In 1965, the United States dramatically loosened immigration policies, and by 1969 the number of Palestinian and Jordanian immigrants in Chicago had quadrupled. Now reunited with their families, Palestinian males moved into homes and apartments in South Side neighborhoods that whites were leaving. By the 1970s, they had settled in the Chicago Lawn and Gage Park areas, which remain ports of entry for the city’s Arab community.

Arab-owned grocery stores, insurance companies, restaurants, law offices and community centers sprung up on West 63rd Street between South Kedzie Avenue and South Pulaski Road, and along Pulaski between West 55th and West 87th streets. Now, the growing Muslim community turned to constructing houses of worship. Arab Muslims “had prayer halls in different locations, but their aspiration and dream was to build a mosque,” said Ayoub Talhami, a longtime Arab community activist.

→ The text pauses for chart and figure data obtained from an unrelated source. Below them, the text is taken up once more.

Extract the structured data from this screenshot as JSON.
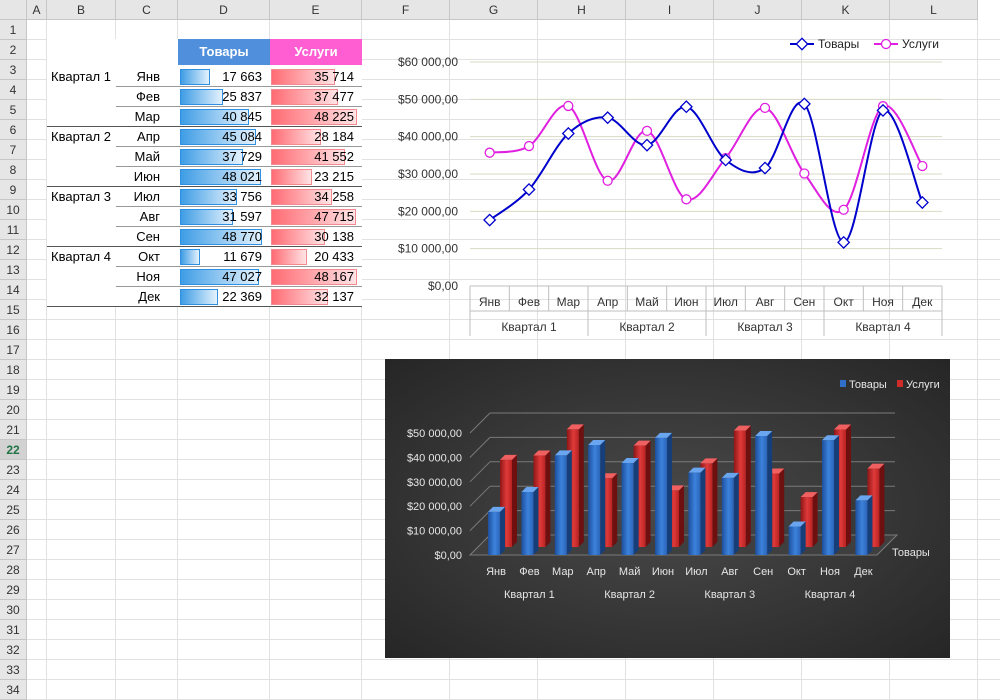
{
  "columns": [
    "A",
    "B",
    "C",
    "D",
    "E",
    "F",
    "G",
    "H",
    "I",
    "J",
    "K",
    "L"
  ],
  "rows": [
    "1",
    "2",
    "3",
    "4",
    "5",
    "6",
    "7",
    "8",
    "9",
    "10",
    "11",
    "12",
    "13",
    "14",
    "15",
    "16",
    "17",
    "18",
    "19",
    "20",
    "21",
    "22",
    "23",
    "24",
    "25",
    "26",
    "27",
    "28",
    "29",
    "30",
    "31",
    "32",
    "33",
    "34"
  ],
  "selected_row": "22",
  "table": {
    "header_goods": "Товары",
    "header_services": "Услуги",
    "quarters": [
      "Квартал 1",
      "Квартал 2",
      "Квартал 3",
      "Квартал 4"
    ],
    "months": [
      "Янв",
      "Фев",
      "Мар",
      "Апр",
      "Май",
      "Июн",
      "Июл",
      "Авг",
      "Сен",
      "Окт",
      "Ноя",
      "Дек"
    ],
    "goods_text": [
      "17 663",
      "25 837",
      "40 845",
      "45 084",
      "37 729",
      "48 021",
      "33 756",
      "31 597",
      "48 770",
      "11 679",
      "47 027",
      "22 369"
    ],
    "services_text": [
      "35 714",
      "37 477",
      "48 225",
      "28 184",
      "41 552",
      "23 215",
      "34 258",
      "47 715",
      "30 138",
      "20 433",
      "48 167",
      "32 137"
    ],
    "goods": [
      17663,
      25837,
      40845,
      45084,
      37729,
      48021,
      33756,
      31597,
      48770,
      11679,
      47027,
      22369
    ],
    "services": [
      35714,
      37477,
      48225,
      28184,
      41552,
      23215,
      34258,
      47715,
      30138,
      20433,
      48167,
      32137
    ],
    "colors": {
      "goods_header": "#4f8fdb",
      "services_header": "#ff5ed3",
      "goods_bar": "#3f9de5",
      "services_bar": "#ff6b73"
    }
  },
  "chart_data": [
    {
      "type": "line",
      "categories": [
        "Янв",
        "Фев",
        "Мар",
        "Апр",
        "Май",
        "Июн",
        "Июл",
        "Авг",
        "Сен",
        "Окт",
        "Ноя",
        "Дек"
      ],
      "category_groups": [
        "Квартал 1",
        "Квартал 2",
        "Квартал 3",
        "Квартал 4"
      ],
      "series": [
        {
          "name": "Товары",
          "color": "#0000cc",
          "values": [
            17663,
            25837,
            40845,
            45084,
            37729,
            48021,
            33756,
            31597,
            48770,
            11679,
            47027,
            22369
          ]
        },
        {
          "name": "Услуги",
          "color": "#e020e0",
          "values": [
            35714,
            37477,
            48225,
            28184,
            41552,
            23215,
            34258,
            47715,
            30138,
            20433,
            48167,
            32137
          ]
        }
      ],
      "ylim": [
        0,
        60000
      ],
      "ytick_labels": [
        "$0,00",
        "$10 000,00",
        "$20 000,00",
        "$30 000,00",
        "$40 000,00",
        "$50 000,00",
        "$60 000,00"
      ],
      "legend": "top-right",
      "grid": true,
      "smooth": true
    },
    {
      "type": "bar",
      "style": "3d-clustered",
      "categories": [
        "Янв",
        "Фев",
        "Мар",
        "Апр",
        "Май",
        "Июн",
        "Июл",
        "Авг",
        "Сен",
        "Окт",
        "Ноя",
        "Дек"
      ],
      "category_groups": [
        "Квартал 1",
        "Квартал 2",
        "Квартал 3",
        "Квартал 4"
      ],
      "series": [
        {
          "name": "Товары",
          "color": "#2f6fc9",
          "values": [
            17663,
            25837,
            40845,
            45084,
            37729,
            48021,
            33756,
            31597,
            48770,
            11679,
            47027,
            22369
          ]
        },
        {
          "name": "Услуги",
          "color": "#d02b2b",
          "values": [
            35714,
            37477,
            48225,
            28184,
            41552,
            23215,
            34258,
            47715,
            30138,
            20433,
            48167,
            32137
          ]
        }
      ],
      "ylim": [
        0,
        50000
      ],
      "ytick_labels": [
        "$0,00",
        "$10 000,00",
        "$20 000,00",
        "$30 000,00",
        "$40 000,00",
        "$50 000,00"
      ],
      "depth_axis_label": "Товары",
      "legend": "top-right",
      "background": "#3a3a3a"
    }
  ]
}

In 1981, after years of planning and fundraising, the Mosque Foundation was constructed at 7360 W. 93rd St. in southwest suburban Bridgeview. After Arab immigration surged in the late 1980s, the complex expanded to include two Islamic schools.

Arab families began buying homes around the mosque, and an “Arab village” started to form in an out-of-the-way enclave to the west of Harlem Avenue, where side streets now bustle with Muslim children on roller blades and bicycles.

By the 1990s, most of the successful, middle-class Palestinians and Jordanians had moved to Bridgeview and other suburbs, including Oak Lawn and Palos Hills. Census data show that Bridgeview had become 7 percent Arab by 2000, up from 2 percent in 1990. The Arab village had an American twist, however. The Mosque Foundation runs in a decidedly democratic fashion, according to Rafeeq Jaber, the organization’s past president. Governed by a constitution, each member of the mosque has voting rights and elects a president who is subject to term limits.

Arab charitable societies first began to appear locally in the late 1960s. Many, like the United Holy Land Fund, incorporated in 1968, were dedicated to sending aid to Palestinians worldwide. In the 1990s, Global Relief Foundation and Benevolence International Foundation established headquarters in the southwest suburbs, both with the stated mission of helping impoverished Muslims and others throughout the world.

But the federal government has repeatedly placed Arabs here under surveillance for their political activity. “Beginning in the late 1960s, there was surveillance of anything Palestinian,” said Talhami, who explains this was the heyday of the Palestine Liberation Organization–”and also the era of the Chicago Police Department’s Red Squad, a secret unit that investigated hundreds of groups because of their political beliefs.

“This was a time when, whatever function we had, you can bet the police would come and pick up the license plate numbers of every car parked within three blocks of the event,” he said. During the 1960s and 1970s, the FBI pursued Talhami, who was once visited at work by two federal agents. Through a Freedom of Information Act request, he obtained a two-inch-thick FBI file noting his involvement with a weekly radio show called “Voice of Palestine,” he said.

During the Iranian hostage crisis in 1980, “every Middle Eastern person was subject to harassment,” recalled Ghassan Barakat, who publishes Al-Bostaan, a local Arab American newspaper. In 1987, it was first reported that a secret inter-agency committee, including the FBI and the U.S. Immigration and Naturalization Service, drafted a contingency plan to intern Arab and other non-citizens at a federal detention facility in Oakdale, La., in an attempt to implement counterterrorism efforts, according to press reports. It was never implemented.

During the crisis leading into the Gulf War, a Jan. 12, 1991, article in The New York Times detailing FBI interviews with Arab Americans asked a question that is still on peoples’ minds after Sept. 11: “Does national origin imply a connection with terrorism?”